Nous avons également réalisé une fiche personnelle sur Marc de Basquiat, à trouver ici, ainsi qu’une étude sur sa modélisation du revenu de base, à trouver ici.

 

Entretien Marc de Basquiat

Entretien réalisé le 31 mars 2015 dans la tour Areva à La Défense (92).

Ingénieur de formation, Marc de Basquiat a ensuite largement contribué à l’évolution de la réflexion sur le revenu de base. Très engagé, il a adhéré à plusieurs mouvements, comme l’AIRE ou le BIEN et a contribué à la création du MFRB. Sa formation scientifique, inédite dans ce domaine, fait de lui l’un des seuls à avoir modélisé les effets d’un revenu de base. Son travail a permis de propulser l’idée d’un revenu de base, notamment dans le champ politique, en donnant du crédit à cette idée, preuves concrètes à l’appui.

D’où est venu votre intérêt pour le revenu de base ?

Par son travail, a connu une situation particulière puis a lu des livres. Rendu compte de plein de problèmes dans le fonctionnement du système français de protection sociale. Puis raisonnement d’ingénieur : quand quelque chose ne fonctionne pas bien, il cherche à l’améliorer.

Raisonnement : on observe un dysfonctionnement, on cherche une solution. Si possible la plus simple des solutions.

« A la place du RMI, des allocations, des impôts compliqués, on peut mettre quelque chose de très simple à la place. J’en suis arrivé à la conclusion qu’on pourrait faire quelque chose de très simple alors qu’on faisait très compliqué »

« Il est écrit dans le Liber qu’on peut faire quasiment l’équivalent de ce qui existe déjà, mais avec des moyens très simples »

Vous inscrivez vous dans un groupe ou un courant de pensée par rapport au revenu de base ?

«Au départ je suis arrivé seul, j’ai tâtonné. Puis j’ai rejoint le réseau international du BIEN. Après avoir adhéré à cela, j’ai cherché à travailler avec des personnes en France. Par le BIEN je suis entré en relation avec un professeur d’économie de l’université d’Aix en Provence, rencontré lors d’un déplacement professionnel. A l’époque, j’avais déjà un petit site web. Il m’a dit que ce que je faisais était intéressant, parce qu’à l’époque on avait du mal à trouver des gens que l’allocation universelle intéressait ; et donc il m’a demandé si je ne voulais pas faire une thèse sur le sujet.

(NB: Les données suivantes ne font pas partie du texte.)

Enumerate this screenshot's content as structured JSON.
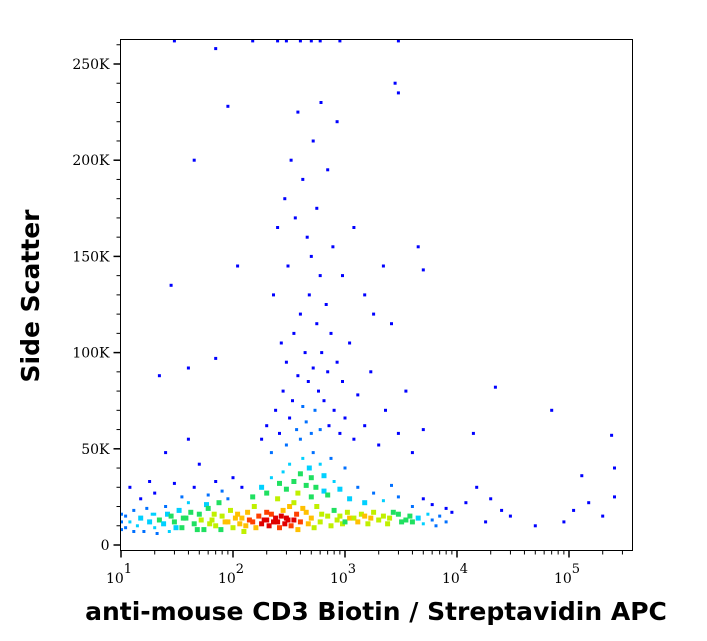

Je me suis mis à faire une thèse comme ça, à presque 40 ans. C’était un peu fantaisiste à première vue. […] J’ai donc finit par faire ma thèse, en 5 ans, sur ce sujet-là ».

Voilà pour les étapes qui ont mené à Marc de Basquiat au cœur de ce sujet.

Après avoir adhéré au BIEN, il a adhéré à l’AIRE, cofondée par Yoland Bresson.

En 2012-2013 a été fondé le MFRB.

Marc de Basquiat est président de l’AIRE depuis décembre 2014, après la mort brutale de Yoland Bresson en août.

Comment s’y retrouver dans toutes les conceptions différentes du revenu de base que l’on retrouve dans tous ces mouvements ?

«Il y a trois racines à cette idée en France. Il y a pour moi les personnes qui viennent au revenu de base parce qu’elles ont un souci de l’égalité. D’autres de la liberté et d’autres de la fraternité. »

Cela permet de comprendre, bien que l’approche soit caricaturale.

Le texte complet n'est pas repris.